Gasparotto è stato anche un amico e confidente in qualche modo. Essendo entrambi di stanza a Lugano, Enrico è stato parecchio vicino a Domenico dopo l’ultimo grave incidente.
«Quando ha avuto l’incidente si stava allenando dalle sue parti. Lo abbiamo aiutato per farlo rientrare in Svizzera con l’eliambulanza. Passò diverse giornate in ospedale a Lugano, dove fu operato. Andavo a trovarlo e qualche volta, quando era solo, lo imboccavo in quanto non poteva muovere le braccia.

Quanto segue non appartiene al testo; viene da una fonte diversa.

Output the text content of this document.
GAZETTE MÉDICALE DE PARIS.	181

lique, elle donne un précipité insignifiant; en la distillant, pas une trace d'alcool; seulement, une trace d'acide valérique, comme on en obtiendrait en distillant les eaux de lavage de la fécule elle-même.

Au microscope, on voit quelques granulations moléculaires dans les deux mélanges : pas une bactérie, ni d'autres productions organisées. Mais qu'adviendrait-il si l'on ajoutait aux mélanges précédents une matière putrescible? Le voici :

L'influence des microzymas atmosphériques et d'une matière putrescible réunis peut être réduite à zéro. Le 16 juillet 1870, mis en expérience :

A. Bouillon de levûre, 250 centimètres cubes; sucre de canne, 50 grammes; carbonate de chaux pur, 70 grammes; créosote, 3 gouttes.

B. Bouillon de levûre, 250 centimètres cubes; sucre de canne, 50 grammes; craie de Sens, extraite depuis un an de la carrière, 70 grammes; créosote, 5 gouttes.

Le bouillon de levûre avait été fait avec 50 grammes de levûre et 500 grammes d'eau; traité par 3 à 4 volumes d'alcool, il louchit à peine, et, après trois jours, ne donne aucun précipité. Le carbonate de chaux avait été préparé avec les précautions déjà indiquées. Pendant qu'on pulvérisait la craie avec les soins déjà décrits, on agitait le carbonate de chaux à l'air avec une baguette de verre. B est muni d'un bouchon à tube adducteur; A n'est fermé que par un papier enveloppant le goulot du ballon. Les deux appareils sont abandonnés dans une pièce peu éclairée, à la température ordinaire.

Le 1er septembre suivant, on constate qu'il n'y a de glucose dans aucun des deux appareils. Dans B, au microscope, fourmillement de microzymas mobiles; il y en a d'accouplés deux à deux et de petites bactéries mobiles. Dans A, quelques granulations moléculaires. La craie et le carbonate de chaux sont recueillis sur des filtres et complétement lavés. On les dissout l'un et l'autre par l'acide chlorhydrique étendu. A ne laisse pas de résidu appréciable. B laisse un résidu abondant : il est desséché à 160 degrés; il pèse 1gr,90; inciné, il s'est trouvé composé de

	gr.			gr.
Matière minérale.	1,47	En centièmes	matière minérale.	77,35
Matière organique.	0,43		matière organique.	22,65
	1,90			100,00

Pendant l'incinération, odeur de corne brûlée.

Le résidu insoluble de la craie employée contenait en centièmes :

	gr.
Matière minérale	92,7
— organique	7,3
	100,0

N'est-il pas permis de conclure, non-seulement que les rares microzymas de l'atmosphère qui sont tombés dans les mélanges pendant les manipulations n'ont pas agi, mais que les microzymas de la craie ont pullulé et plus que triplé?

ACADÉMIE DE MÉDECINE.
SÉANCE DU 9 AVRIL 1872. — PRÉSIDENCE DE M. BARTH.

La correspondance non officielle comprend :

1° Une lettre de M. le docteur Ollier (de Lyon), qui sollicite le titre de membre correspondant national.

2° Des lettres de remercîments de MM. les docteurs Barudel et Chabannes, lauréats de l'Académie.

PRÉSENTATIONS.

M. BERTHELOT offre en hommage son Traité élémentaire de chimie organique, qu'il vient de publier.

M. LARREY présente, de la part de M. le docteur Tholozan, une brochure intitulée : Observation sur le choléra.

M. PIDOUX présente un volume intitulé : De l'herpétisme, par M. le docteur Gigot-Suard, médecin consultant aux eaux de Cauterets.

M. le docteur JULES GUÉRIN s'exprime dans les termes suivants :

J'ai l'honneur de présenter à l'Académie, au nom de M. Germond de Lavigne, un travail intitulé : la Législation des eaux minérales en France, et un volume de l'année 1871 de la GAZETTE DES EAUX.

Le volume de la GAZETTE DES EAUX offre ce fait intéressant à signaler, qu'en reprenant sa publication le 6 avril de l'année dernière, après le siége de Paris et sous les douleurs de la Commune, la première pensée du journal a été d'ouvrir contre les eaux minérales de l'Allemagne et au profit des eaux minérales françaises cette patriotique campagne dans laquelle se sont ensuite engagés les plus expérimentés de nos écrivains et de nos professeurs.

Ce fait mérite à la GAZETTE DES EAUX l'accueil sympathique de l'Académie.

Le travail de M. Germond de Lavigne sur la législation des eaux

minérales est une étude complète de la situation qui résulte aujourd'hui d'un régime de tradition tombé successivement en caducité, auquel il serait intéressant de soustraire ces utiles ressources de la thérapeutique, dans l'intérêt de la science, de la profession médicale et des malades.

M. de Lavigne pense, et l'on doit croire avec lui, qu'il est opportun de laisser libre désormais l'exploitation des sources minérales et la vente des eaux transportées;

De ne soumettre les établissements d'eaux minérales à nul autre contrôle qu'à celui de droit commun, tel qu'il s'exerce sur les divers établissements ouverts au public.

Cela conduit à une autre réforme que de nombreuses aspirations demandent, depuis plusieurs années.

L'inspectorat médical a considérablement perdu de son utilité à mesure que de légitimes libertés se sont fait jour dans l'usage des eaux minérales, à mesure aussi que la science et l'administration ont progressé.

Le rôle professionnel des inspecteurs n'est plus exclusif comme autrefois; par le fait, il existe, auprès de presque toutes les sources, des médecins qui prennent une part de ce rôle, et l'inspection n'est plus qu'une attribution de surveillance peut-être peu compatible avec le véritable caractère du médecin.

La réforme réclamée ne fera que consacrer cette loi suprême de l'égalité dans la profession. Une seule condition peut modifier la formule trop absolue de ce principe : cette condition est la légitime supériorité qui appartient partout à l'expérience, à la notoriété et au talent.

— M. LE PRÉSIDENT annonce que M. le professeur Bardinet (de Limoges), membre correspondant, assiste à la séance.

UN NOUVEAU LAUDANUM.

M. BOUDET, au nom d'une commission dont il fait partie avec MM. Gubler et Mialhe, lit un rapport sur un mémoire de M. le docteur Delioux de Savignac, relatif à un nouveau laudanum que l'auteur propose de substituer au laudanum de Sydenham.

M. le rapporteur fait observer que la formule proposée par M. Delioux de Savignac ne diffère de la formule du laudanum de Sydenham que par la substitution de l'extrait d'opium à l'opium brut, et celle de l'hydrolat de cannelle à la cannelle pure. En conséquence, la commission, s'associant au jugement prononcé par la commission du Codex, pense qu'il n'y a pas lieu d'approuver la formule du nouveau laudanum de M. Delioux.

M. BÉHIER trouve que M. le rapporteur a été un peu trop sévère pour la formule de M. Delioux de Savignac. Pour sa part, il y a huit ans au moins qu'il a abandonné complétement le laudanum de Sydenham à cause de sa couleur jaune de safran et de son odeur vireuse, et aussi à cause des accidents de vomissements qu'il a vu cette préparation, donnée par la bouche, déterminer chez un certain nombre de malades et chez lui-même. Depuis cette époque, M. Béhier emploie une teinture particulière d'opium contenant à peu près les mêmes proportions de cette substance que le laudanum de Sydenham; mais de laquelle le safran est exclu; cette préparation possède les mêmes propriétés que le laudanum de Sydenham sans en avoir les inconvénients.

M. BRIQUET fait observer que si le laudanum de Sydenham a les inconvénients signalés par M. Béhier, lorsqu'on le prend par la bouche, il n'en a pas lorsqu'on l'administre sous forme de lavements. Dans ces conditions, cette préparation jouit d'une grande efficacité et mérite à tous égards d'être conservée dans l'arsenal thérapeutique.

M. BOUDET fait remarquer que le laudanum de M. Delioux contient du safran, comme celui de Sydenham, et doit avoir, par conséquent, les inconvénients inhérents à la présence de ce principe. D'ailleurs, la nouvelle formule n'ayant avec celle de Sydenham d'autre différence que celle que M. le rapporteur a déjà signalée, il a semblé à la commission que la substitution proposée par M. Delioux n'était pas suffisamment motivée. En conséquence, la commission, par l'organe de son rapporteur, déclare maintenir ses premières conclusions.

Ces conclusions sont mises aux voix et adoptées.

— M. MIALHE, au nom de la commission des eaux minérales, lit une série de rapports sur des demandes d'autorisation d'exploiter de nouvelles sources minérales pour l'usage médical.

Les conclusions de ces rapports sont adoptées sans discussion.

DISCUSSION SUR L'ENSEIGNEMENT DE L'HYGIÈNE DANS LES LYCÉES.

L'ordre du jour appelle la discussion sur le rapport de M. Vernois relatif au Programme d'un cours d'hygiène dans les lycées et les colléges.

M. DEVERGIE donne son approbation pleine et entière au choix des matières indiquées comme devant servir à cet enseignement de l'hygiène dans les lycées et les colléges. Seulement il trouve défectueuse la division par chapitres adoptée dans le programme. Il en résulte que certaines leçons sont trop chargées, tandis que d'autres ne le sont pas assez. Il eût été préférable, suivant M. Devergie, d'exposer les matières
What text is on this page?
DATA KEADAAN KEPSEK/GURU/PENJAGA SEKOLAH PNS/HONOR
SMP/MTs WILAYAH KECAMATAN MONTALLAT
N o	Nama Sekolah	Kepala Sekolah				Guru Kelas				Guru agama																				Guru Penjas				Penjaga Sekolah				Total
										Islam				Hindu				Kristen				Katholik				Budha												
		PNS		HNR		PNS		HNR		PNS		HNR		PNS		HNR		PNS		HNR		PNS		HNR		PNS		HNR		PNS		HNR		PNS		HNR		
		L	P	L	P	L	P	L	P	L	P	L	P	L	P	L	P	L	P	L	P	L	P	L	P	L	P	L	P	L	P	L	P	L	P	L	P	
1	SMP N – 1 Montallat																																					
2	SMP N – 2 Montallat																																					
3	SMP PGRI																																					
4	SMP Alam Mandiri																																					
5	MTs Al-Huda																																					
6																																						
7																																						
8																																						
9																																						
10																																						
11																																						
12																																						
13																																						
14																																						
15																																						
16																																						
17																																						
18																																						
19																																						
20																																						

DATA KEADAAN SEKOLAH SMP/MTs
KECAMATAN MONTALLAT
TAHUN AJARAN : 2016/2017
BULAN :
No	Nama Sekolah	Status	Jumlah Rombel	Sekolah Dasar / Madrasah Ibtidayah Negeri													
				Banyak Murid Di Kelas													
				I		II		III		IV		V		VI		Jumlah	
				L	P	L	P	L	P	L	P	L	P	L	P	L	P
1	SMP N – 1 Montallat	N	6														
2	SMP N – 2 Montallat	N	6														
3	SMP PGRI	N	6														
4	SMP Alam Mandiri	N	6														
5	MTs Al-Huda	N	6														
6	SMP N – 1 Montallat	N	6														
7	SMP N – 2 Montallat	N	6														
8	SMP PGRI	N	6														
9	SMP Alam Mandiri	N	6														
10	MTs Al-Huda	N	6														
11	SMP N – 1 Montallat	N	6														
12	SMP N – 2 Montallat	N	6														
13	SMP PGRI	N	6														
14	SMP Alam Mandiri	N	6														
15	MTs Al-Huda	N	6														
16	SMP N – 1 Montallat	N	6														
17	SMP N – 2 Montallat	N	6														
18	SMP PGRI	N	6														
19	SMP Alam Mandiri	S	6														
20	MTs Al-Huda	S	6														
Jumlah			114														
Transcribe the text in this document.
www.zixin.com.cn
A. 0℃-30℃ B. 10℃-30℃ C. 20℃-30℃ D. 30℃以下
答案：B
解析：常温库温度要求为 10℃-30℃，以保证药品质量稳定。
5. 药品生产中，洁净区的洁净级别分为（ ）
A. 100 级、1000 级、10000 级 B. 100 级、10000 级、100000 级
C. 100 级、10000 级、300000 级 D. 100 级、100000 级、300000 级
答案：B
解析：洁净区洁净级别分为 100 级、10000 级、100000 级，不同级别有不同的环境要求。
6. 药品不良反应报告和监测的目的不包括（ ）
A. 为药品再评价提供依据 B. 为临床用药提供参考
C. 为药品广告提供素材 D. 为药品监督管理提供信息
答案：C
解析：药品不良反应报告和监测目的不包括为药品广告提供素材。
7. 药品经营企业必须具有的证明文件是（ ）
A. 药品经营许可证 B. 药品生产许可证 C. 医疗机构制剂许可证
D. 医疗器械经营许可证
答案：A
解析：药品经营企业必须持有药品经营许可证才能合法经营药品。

«Gli ho consigliato di non rischiare dopo il grave infortunio che ha avuto al braccio, di cercare di inventarsi qualcos’altro nella vita e di non insistere troppo col ciclismo, perché poteva essere pericoloso per lui in quelle condizioni. Magari queste cose dette in maniera brutale gli hanno fatto un po’ male, ma gliele ho dette perché non avrei mai voluto vivere un altro momento simile. Volevo fargli capire quanto era importante la vita anche dopo il ciclismo».
Il vecchio e il giovane: Fortunato Baliani ha accolto con amicizia Pozzovivo ai tempi della PanariaIl vecchio e il giovane: Fortunato Baliani ha accolto con amicizia Pozzovivo ai tempi della Panaria
Il testimone di nozze
Ricordate Fortunato Baliani? Un “gregarione”, un attaccante che non mollava la presa. Lui ha qualche anno in più di Pozzovivo, ma tra i due ci fu subito un bel feeling. Oggi Baliani gestisce una pizzeria nei pressi di Spoleto e di “Pozzo” è ancora molto amico, tanto che è stato il suo testimone di nozze.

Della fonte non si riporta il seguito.